PESHAWAR, Jan 4: The Khyber Pakhtunkhwa government has begun work on a plan to establish an industrial estate at Malakand and supply it inexpensive electricity from the public sector Malakand-III hydel power generation unit.

According to provincial industries secretary Fazal-i-Karim, the proposed industrial estate will be built at Dargai in Malakand division, a tax-free zone.

“We expect the Malakand industrial estate to be a big success as it entails huge incentives for entrepreneurs and six parties have already shown interest in setting up their industrial units there,” Mr Karim told a news conference here on Friday.The news conference was organised to highlight the provincial government’s performance and achievements in the industrial and mines sectors.

Flanked by provincial information minister Mian Iftikhar, the industries secretary said the provincial government had already released funds for acquiring land to set up the industrial estate.

He said the government attached great significance to the project as it was expected to attract potential investors from Khyber Pakhtunkhwa and other provinces alike.

The secretary said the industrial estate would be situated at a place where the income tax law did not extend and hence, it would be a big attraction for industrialists.

He added that the industrial would be provided with uninterrupted electricity 24 hours every day from the nearby provincial public sector Malakand-III hydel power unit at subsidised rates, making it attractive for the private sector.

Speaking on the occasion, the information minister said the provincial government should be credited for its efforts to keep the industrial wheel moving in Khyber Pakhtunkhwa amidst militancy and law and order situation.

“The situation was so precarious that even the operational industrial units were faced with risks of closure because of militancy, but the provincial government took it as a challenge and did its best to keep protect the manufacturing sector from experiencing a complete halt during the past four and a half years,” he said.

He did not agree with a questioner when asked that the provincial government failed to give an industrial policy to the province and the number of sick industrial units had increased since the sitting provincial government took over in 2008.

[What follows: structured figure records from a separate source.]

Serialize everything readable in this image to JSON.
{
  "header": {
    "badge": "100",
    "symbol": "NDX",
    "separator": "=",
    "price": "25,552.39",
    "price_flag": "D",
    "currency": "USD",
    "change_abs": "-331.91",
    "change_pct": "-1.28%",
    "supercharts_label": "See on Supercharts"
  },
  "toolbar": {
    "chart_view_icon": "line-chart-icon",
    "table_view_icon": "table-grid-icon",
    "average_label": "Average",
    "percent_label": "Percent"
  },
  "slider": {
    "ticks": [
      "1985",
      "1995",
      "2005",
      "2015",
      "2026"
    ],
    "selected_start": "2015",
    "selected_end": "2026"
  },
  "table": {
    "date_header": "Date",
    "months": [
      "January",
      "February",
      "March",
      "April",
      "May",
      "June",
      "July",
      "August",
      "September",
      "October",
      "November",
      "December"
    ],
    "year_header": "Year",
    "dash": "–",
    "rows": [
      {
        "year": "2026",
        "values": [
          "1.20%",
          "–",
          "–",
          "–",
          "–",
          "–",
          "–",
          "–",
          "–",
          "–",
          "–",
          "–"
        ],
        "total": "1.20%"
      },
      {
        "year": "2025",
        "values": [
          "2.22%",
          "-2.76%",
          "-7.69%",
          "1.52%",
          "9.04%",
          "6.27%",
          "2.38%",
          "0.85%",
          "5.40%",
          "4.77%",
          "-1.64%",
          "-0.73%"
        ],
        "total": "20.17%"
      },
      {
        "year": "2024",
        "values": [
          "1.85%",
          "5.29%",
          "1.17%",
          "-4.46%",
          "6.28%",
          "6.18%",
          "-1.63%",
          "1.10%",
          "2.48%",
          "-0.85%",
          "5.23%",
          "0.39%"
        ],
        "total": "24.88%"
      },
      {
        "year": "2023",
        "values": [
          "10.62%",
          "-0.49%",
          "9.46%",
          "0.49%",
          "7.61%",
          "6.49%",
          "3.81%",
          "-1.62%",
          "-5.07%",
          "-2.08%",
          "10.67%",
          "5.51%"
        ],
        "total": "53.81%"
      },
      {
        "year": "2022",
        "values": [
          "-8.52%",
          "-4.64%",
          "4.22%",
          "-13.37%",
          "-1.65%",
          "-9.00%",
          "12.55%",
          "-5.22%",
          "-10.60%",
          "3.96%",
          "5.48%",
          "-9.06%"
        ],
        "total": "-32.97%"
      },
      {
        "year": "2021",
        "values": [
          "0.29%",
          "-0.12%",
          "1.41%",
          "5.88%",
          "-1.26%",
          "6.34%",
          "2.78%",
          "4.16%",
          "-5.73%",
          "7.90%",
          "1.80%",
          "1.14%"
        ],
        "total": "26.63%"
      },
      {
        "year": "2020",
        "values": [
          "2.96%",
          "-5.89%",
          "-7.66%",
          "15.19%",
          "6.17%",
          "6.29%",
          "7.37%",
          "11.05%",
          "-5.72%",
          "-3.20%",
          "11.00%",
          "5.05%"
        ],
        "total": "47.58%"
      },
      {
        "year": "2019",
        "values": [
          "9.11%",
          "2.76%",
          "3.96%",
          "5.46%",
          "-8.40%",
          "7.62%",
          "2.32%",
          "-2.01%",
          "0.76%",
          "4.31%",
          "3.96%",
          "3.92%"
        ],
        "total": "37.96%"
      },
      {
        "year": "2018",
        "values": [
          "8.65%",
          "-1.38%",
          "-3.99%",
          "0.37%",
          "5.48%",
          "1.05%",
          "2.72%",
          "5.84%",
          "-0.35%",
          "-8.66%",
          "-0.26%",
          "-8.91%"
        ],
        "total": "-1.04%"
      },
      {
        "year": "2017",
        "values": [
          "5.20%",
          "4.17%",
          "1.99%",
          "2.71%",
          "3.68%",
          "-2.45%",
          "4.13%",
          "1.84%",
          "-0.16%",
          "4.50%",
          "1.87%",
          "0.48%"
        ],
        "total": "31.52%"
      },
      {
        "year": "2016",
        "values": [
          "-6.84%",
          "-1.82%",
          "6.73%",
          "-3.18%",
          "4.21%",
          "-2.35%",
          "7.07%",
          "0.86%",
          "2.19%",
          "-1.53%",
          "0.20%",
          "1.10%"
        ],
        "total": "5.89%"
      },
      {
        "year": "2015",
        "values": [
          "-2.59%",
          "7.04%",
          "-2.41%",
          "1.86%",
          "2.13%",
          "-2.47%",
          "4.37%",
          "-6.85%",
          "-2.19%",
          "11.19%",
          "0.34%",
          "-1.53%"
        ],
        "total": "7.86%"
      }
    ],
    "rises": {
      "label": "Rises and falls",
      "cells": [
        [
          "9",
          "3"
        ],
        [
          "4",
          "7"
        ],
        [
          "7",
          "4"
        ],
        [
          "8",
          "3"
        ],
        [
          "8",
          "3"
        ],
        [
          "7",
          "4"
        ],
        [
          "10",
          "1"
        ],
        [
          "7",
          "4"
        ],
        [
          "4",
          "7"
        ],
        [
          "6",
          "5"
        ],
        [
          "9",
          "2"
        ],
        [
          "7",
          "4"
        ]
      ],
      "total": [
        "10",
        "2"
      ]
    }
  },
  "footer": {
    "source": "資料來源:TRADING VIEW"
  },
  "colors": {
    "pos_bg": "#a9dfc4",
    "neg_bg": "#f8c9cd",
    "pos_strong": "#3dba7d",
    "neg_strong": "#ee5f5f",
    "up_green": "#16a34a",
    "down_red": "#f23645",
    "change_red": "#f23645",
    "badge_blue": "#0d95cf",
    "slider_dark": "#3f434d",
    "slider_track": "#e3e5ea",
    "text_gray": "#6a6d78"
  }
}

“We cannot see the industrial sector in isolation as it is a fact that industrial activities have suffered because of threats and risks associated with the spread of militancy in Khyber Pakhtunkhwa,” said Mr Iftikhar.

Provincial mines and minerals minister Mehmood Zeb, who was also present on the occasion, said it would be wrong to assume that industrial activities in the province had come to a halt, adding that Khyber Pakhtunkhwa’s cement factories were not only meeting local demand for the cement, rather, a substantial amount of cement was being exported to Afghanistan as well.

He said more than 4000 marble units, he added, were operational in the province, meeting local demand for marble by the construction sector and providing jobs to thousands of people in several of the densely populated districts of the province.

The industries secretary said the government was also working on a plan to expand Hattar Industrial Estate, which was the most successful among the industrial estates in Khyber Pakhtunkhwa.

He said apart from acquiring 424 acres for the extension of Hattar industrial estate, the government had allocated a substantial amount of money for the rehabilitation and reconstruction of facilities in the existing industrial estate.

Besides, the minister said the government was also working on the establishment of a special economic zone cum reconstruction opportunity zone at Nowshera, near Peshawar, for which 1000 acres would be acquired. “The project will facilitate the establishment of some 700 industrial units where from 14,000 to 17,500 people will get jobs,” he said.